Herd immunity: When pressed about his claim that the virus might go away without a vaccine, Trump apparently argued for herd immunity, a strategy that has become controversial in recent weeks.
“And you'll develop, you'll develop herd, like a herd mentality. It's going to be herd developed and that's going to happen, that will all happen, but with a vaccine, I think it will go away very quickly,” Trump said. “But I really believe we're rounding the corner, and I believe that strongly.”
Trump then said that Dr. Scott Atlas, a coronavirus adviser to the administration, said herd immunity could have been helpful from the beginning of the pandemic, though Atlas has claimed he has never advised the President for a herd immunity strategy.
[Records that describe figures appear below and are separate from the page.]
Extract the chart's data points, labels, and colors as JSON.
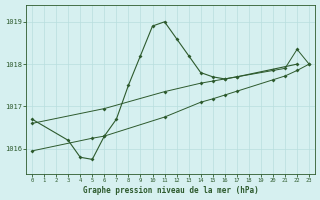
{
  "title": "Graphe pression niveau de la mer (hPa)",
  "bg_color": "#d6f0f0",
  "line_color": "#2d5a2d",
  "grid_color": "#b8dede",
  "xlim": [
    -0.5,
    23.5
  ],
  "ylim": [
    1015.4,
    1019.4
  ],
  "yticks": [
    1016,
    1017,
    1018,
    1019
  ],
  "xticks": [
    0,
    1,
    2,
    3,
    4,
    5,
    6,
    7,
    8,
    9,
    10,
    11,
    12,
    13,
    14,
    15,
    16,
    17,
    18,
    19,
    20,
    21,
    22,
    23
  ],
  "line1_x": [
    0,
    3,
    4,
    5,
    6,
    7,
    8,
    9,
    10,
    11,
    12,
    13,
    14,
    15,
    16,
    17,
    22
  ],
  "line1_y": [
    1016.7,
    1016.2,
    1015.8,
    1015.75,
    1016.3,
    1016.7,
    1017.5,
    1018.2,
    1018.9,
    1019.0,
    1018.6,
    1018.2,
    1017.8,
    1017.7,
    1017.65,
    1017.7,
    1018.0
  ],
  "line2_x": [
    0,
    6,
    11,
    14,
    15,
    16,
    17,
    20,
    21,
    22,
    23
  ],
  "line2_y": [
    1016.6,
    1016.95,
    1017.35,
    1017.55,
    1017.6,
    1017.65,
    1017.7,
    1017.85,
    1017.9,
    1018.35,
    1018.0
  ],
  "line3_x": [
    0,
    5,
    6,
    11,
    14,
    15,
    16,
    17,
    20,
    21,
    22,
    23
  ],
  "line3_y": [
    1015.95,
    1016.25,
    1016.3,
    1016.75,
    1017.1,
    1017.18,
    1017.27,
    1017.36,
    1017.63,
    1017.72,
    1017.85,
    1018.0
  ]
}
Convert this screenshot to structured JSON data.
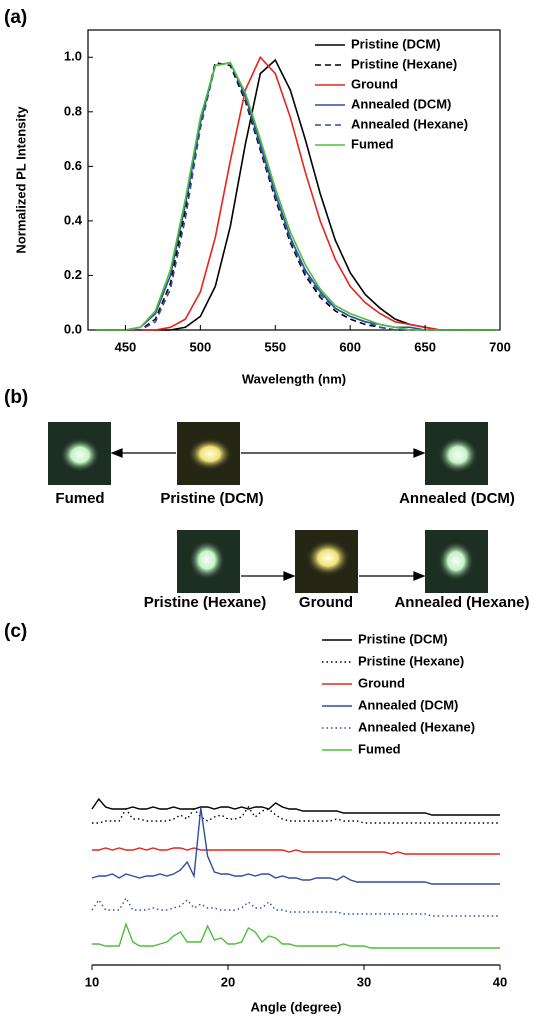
{
  "chart_data": [
    {
      "type": "line",
      "panel_label": "(a)",
      "x_label": "Wavelength (nm)",
      "y_label": "Normalized PL Intensity",
      "xlim": [
        425,
        700
      ],
      "xticks": [
        450,
        500,
        550,
        600,
        650,
        700
      ],
      "ylim": [
        0,
        1.1
      ],
      "yticks": [
        {
          "value": 0,
          "label": "0.0"
        },
        0.2,
        0.4,
        0.6,
        0.8,
        {
          "value": 1,
          "label": "1.0"
        }
      ],
      "legend": "top-right",
      "x": [
        430,
        440,
        450,
        460,
        470,
        480,
        490,
        500,
        510,
        520,
        530,
        540,
        550,
        560,
        570,
        580,
        590,
        600,
        610,
        620,
        630,
        640,
        650,
        660,
        670,
        680,
        690,
        700
      ],
      "series": [
        {
          "name": "Pristine (DCM)",
          "color": "#000000",
          "dash": "solid",
          "values": [
            0,
            0,
            0,
            0,
            0,
            0,
            0.01,
            0.05,
            0.16,
            0.38,
            0.68,
            0.94,
            0.99,
            0.88,
            0.7,
            0.5,
            0.33,
            0.21,
            0.13,
            0.08,
            0.04,
            0.02,
            0.01,
            0,
            0,
            0,
            0,
            0
          ]
        },
        {
          "name": "Pristine (Hexane)",
          "color": "#000000",
          "dash": "dashed",
          "values": [
            0,
            0,
            0,
            0,
            0.04,
            0.17,
            0.44,
            0.76,
            0.98,
            0.97,
            0.84,
            0.66,
            0.48,
            0.32,
            0.2,
            0.12,
            0.07,
            0.04,
            0.02,
            0.01,
            0,
            0,
            0,
            0,
            0,
            0,
            0,
            0
          ]
        },
        {
          "name": "Ground",
          "color": "#e8231c",
          "dash": "solid",
          "values": [
            0,
            0,
            0,
            0,
            0,
            0.01,
            0.04,
            0.14,
            0.34,
            0.62,
            0.88,
            1,
            0.94,
            0.78,
            0.58,
            0.4,
            0.26,
            0.16,
            0.1,
            0.06,
            0.03,
            0.02,
            0.01,
            0,
            0,
            0,
            0,
            0
          ]
        },
        {
          "name": "Annealed (DCM)",
          "color": "#2e4fa3",
          "dash": "solid",
          "values": [
            0,
            0,
            0,
            0.01,
            0.06,
            0.2,
            0.46,
            0.76,
            0.97,
            0.98,
            0.86,
            0.68,
            0.5,
            0.34,
            0.22,
            0.14,
            0.08,
            0.05,
            0.03,
            0.02,
            0.01,
            0.01,
            0,
            0,
            0,
            0,
            0,
            0
          ]
        },
        {
          "name": "Annealed (Hexane)",
          "color": "#2e4fa3",
          "dash": "dashed",
          "values": [
            0,
            0,
            0,
            0,
            0.03,
            0.15,
            0.41,
            0.74,
            0.97,
            0.98,
            0.85,
            0.67,
            0.49,
            0.33,
            0.21,
            0.13,
            0.08,
            0.05,
            0.03,
            0.01,
            0,
            0,
            0,
            0,
            0,
            0,
            0,
            0
          ]
        },
        {
          "name": "Fumed",
          "color": "#4fbf3a",
          "dash": "solid",
          "values": [
            0,
            0,
            0,
            0.01,
            0.07,
            0.22,
            0.48,
            0.78,
            0.97,
            0.98,
            0.87,
            0.7,
            0.52,
            0.36,
            0.24,
            0.15,
            0.09,
            0.06,
            0.04,
            0.02,
            0.01,
            0,
            0,
            0,
            0,
            0,
            0,
            0
          ]
        }
      ]
    },
    {
      "type": "stacked-trace",
      "panel_label": "(c)",
      "x_label": "Angle (degree)",
      "xlim": [
        10,
        40
      ],
      "xticks": [
        10,
        20,
        30,
        40
      ],
      "legend": "top-right",
      "x": [
        10,
        10.5,
        11,
        11.5,
        12,
        12.5,
        13,
        13.5,
        14,
        14.5,
        15,
        15.5,
        16,
        16.5,
        17,
        17.5,
        18,
        18.5,
        19,
        19.5,
        20,
        20.5,
        21,
        21.5,
        22,
        22.5,
        23,
        23.5,
        24,
        24.5,
        25,
        25.5,
        26,
        26.5,
        27,
        27.5,
        28,
        28.5,
        29,
        29.5,
        30,
        30.5,
        31,
        31.5,
        32,
        32.5,
        33,
        33.5,
        34,
        34.5,
        35,
        35.5,
        36,
        36.5,
        37,
        37.5,
        38,
        38.5,
        39,
        39.5,
        40
      ],
      "series": [
        {
          "name": "Pristine (DCM)",
          "color": "#000000",
          "dash": "solid",
          "values": [
            3,
            8,
            4,
            3,
            3,
            3,
            4,
            3,
            3,
            4,
            3,
            3,
            4,
            3,
            3,
            3,
            4,
            4,
            3,
            4,
            4,
            3,
            4,
            3,
            4,
            4,
            3,
            6,
            4,
            3,
            3,
            2,
            2,
            2,
            2,
            2,
            2,
            1,
            1,
            1,
            1,
            1,
            1,
            1,
            1,
            1,
            1,
            1,
            1,
            1,
            0,
            0,
            0,
            0,
            0,
            0,
            0,
            0,
            0,
            0,
            0
          ]
        },
        {
          "name": "Pristine (Hexane)",
          "color": "#000000",
          "dash": "dotted",
          "values": [
            0,
            0,
            1,
            1,
            1,
            7,
            2,
            2,
            1,
            1,
            1,
            1,
            2,
            4,
            2,
            7,
            3,
            1,
            3,
            4,
            2,
            2,
            3,
            8,
            3,
            6,
            7,
            4,
            2,
            1,
            1,
            1,
            1,
            1,
            1,
            1,
            2,
            1,
            1,
            1,
            0,
            0,
            0,
            0,
            0,
            0,
            0,
            0,
            0,
            0,
            0,
            0,
            0,
            0,
            0,
            0,
            0,
            0,
            0,
            0,
            0
          ]
        },
        {
          "name": "Ground",
          "color": "#e8231c",
          "dash": "solid",
          "values": [
            2,
            2,
            3,
            2,
            3,
            2,
            2,
            3,
            2,
            3,
            2,
            2,
            3,
            3,
            2,
            3,
            2,
            2,
            2,
            2,
            2,
            2,
            2,
            2,
            2,
            2,
            2,
            2,
            2,
            1,
            2,
            1,
            1,
            1,
            1,
            1,
            1,
            1,
            1,
            1,
            1,
            1,
            1,
            1,
            0,
            1,
            0,
            0,
            0,
            0,
            0,
            0,
            0,
            0,
            0,
            0,
            0,
            0,
            0,
            0,
            0
          ]
        },
        {
          "name": "Annealed (DCM)",
          "color": "#2e4fa3",
          "dash": "solid",
          "values": [
            3,
            4,
            4,
            5,
            3,
            5,
            4,
            3,
            4,
            4,
            5,
            4,
            5,
            7,
            11,
            4,
            38,
            14,
            6,
            5,
            5,
            4,
            4,
            5,
            4,
            5,
            5,
            3,
            4,
            3,
            3,
            2,
            2,
            3,
            3,
            3,
            2,
            4,
            2,
            1,
            1,
            1,
            1,
            1,
            1,
            1,
            1,
            1,
            1,
            1,
            0,
            0,
            0,
            0,
            0,
            0,
            0,
            0,
            0,
            0,
            0
          ]
        },
        {
          "name": "Annealed (Hexane)",
          "color": "#2e4fa3",
          "dash": "dotted",
          "values": [
            3,
            8,
            3,
            3,
            3,
            9,
            3,
            3,
            3,
            4,
            3,
            3,
            4,
            5,
            8,
            4,
            6,
            4,
            4,
            3,
            3,
            3,
            4,
            7,
            4,
            4,
            7,
            3,
            3,
            2,
            2,
            2,
            2,
            2,
            2,
            2,
            2,
            1,
            1,
            1,
            1,
            1,
            1,
            1,
            1,
            1,
            1,
            1,
            1,
            1,
            0,
            0,
            0,
            0,
            0,
            0,
            0,
            0,
            0,
            0,
            0
          ]
        },
        {
          "name": "Fumed",
          "color": "#4fbf3a",
          "dash": "solid",
          "values": [
            2,
            2,
            1,
            1,
            1,
            12,
            3,
            1,
            1,
            1,
            2,
            3,
            6,
            8,
            3,
            3,
            3,
            11,
            4,
            5,
            2,
            2,
            3,
            10,
            8,
            3,
            6,
            5,
            2,
            2,
            1,
            1,
            1,
            1,
            1,
            1,
            1,
            2,
            1,
            1,
            1,
            0,
            0,
            0,
            0,
            0,
            0,
            0,
            0,
            0,
            0,
            0,
            0,
            0,
            0,
            0,
            0,
            0,
            0,
            0,
            0
          ]
        }
      ]
    }
  ],
  "diagram": {
    "panel_label": "(b)",
    "labels": [
      "Fumed",
      "Pristine (DCM)",
      "Annealed (DCM)",
      "Pristine (Hexane)",
      "Ground",
      "Annealed (Hexane)"
    ]
  }
}
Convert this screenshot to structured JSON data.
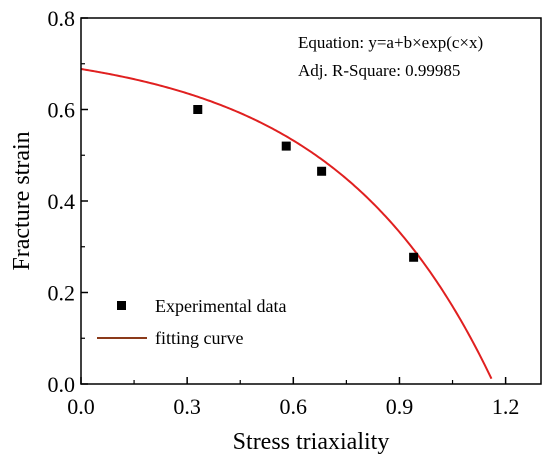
{
  "chart_data": {
    "type": "scatter",
    "title": "",
    "xlabel": "Stress triaxiality",
    "ylabel": "Fracture strain",
    "xlim": [
      0.0,
      1.3
    ],
    "ylim": [
      0.0,
      0.8
    ],
    "x_ticks": [
      0.0,
      0.3,
      0.6,
      0.9,
      1.2
    ],
    "x_tick_labels": [
      "0.0",
      "0.3",
      "0.6",
      "0.9",
      "1.2"
    ],
    "y_ticks": [
      0.0,
      0.2,
      0.4,
      0.6,
      0.8
    ],
    "y_tick_labels": [
      "0.0",
      "0.2",
      "0.4",
      "0.6",
      "0.8"
    ],
    "grid": false,
    "legend_position": "bottom-left",
    "series": [
      {
        "name": "Experimental data",
        "kind": "scatter",
        "marker": "square",
        "color": "#000000",
        "x": [
          0.33,
          0.58,
          0.68,
          0.94
        ],
        "y": [
          0.6,
          0.52,
          0.465,
          0.277
        ]
      },
      {
        "name": "fitting curve",
        "kind": "line",
        "model": "exponential",
        "a": 0.745,
        "b": -0.0565,
        "c": 2.21,
        "x_range": [
          0.0,
          1.16
        ],
        "color": "#e02020",
        "legend_color": "#8b3a1a"
      }
    ],
    "annotations": [
      "Equation: y=a+b×exp(c×x)",
      "Adj. R-Square: 0.99985"
    ]
  }
}
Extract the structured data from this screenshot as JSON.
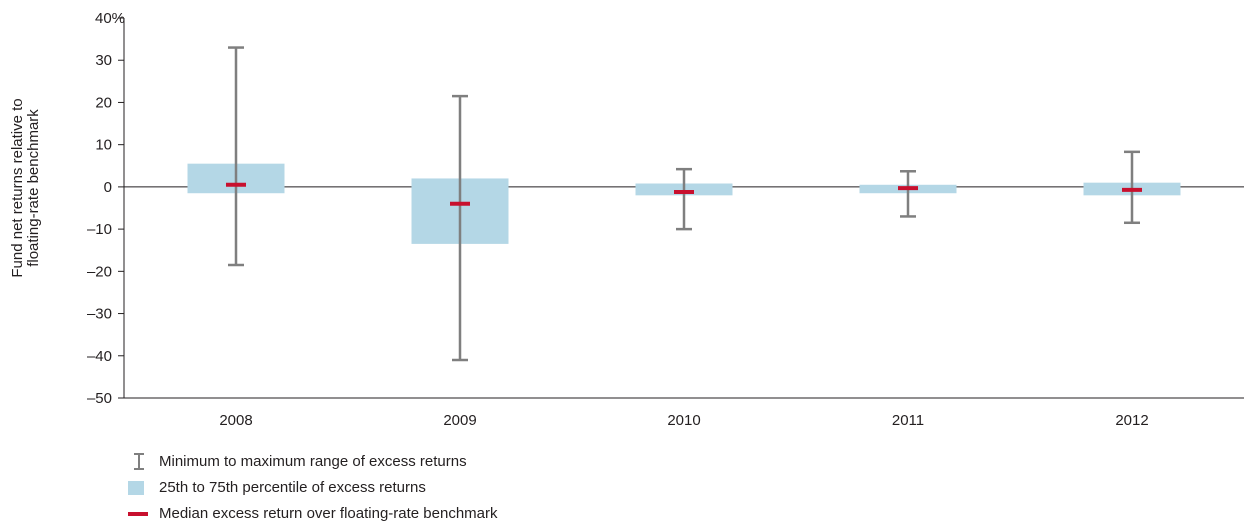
{
  "chart_data": {
    "type": "box",
    "ylabel_lines": [
      "Fund net returns relative to",
      "floating-rate benchmark"
    ],
    "y_unit_suffix": "%",
    "ylim": [
      -50,
      40
    ],
    "y_ticks": [
      {
        "value": 40,
        "label": "40%"
      },
      {
        "value": 30,
        "label": "30"
      },
      {
        "value": 20,
        "label": "20"
      },
      {
        "value": 10,
        "label": "10"
      },
      {
        "value": 0,
        "label": "0"
      },
      {
        "value": -10,
        "label": "–10"
      },
      {
        "value": -20,
        "label": "–20"
      },
      {
        "value": -30,
        "label": "–30"
      },
      {
        "value": -40,
        "label": "–40"
      },
      {
        "value": -50,
        "label": "–50"
      }
    ],
    "categories": [
      "2008",
      "2009",
      "2010",
      "2011",
      "2012"
    ],
    "series": [
      {
        "name": "Minimum to maximum range of excess returns",
        "kind": "range",
        "min": [
          -18.5,
          -41.0,
          -10.0,
          -7.0,
          -8.5
        ],
        "max": [
          33.0,
          21.5,
          4.2,
          3.7,
          8.3
        ]
      },
      {
        "name": "25th to 75th percentile of excess returns",
        "kind": "box",
        "q1": [
          -1.5,
          -13.5,
          -2.0,
          -1.5,
          -2.0
        ],
        "q3": [
          5.5,
          2.0,
          0.8,
          0.5,
          1.0
        ]
      },
      {
        "name": "Median excess return over floating-rate benchmark",
        "kind": "median",
        "values": [
          0.5,
          -4.0,
          -1.2,
          -0.3,
          -0.7
        ]
      }
    ],
    "colors": {
      "range": "#7f7f7f",
      "box": "#b4d7e6",
      "median": "#c8102e",
      "axis": "#231f20"
    },
    "grid": false,
    "legend_position": "bottom-left"
  },
  "legend": [
    {
      "symbol": "range-icon",
      "label": "Minimum to maximum range of excess returns"
    },
    {
      "symbol": "box-swatch-icon",
      "label": "25th to 75th percentile of excess returns"
    },
    {
      "symbol": "median-line-icon",
      "label": "Median excess return over floating-rate benchmark"
    }
  ]
}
“You look at Scott Atlas, you look at some of the other doctors that are highly, from Stanford, look at some of the other doctors. They think maybe we could have done that from the beginning,” Trump said.
Atlas' comments: In an interview with the BBC earlier this month, Atlas said he had never recommended herd immunity as a strategy to fight the virus.
“I have never, literally never, advised the President of the United States to pursue a strategy of herd immunity, of opening the doors and letting people get infected," Atlas told the BBC. "I have never advised that, I have never advocated for that to the task force, I have never told anybody in the White House that that's what we should be doing."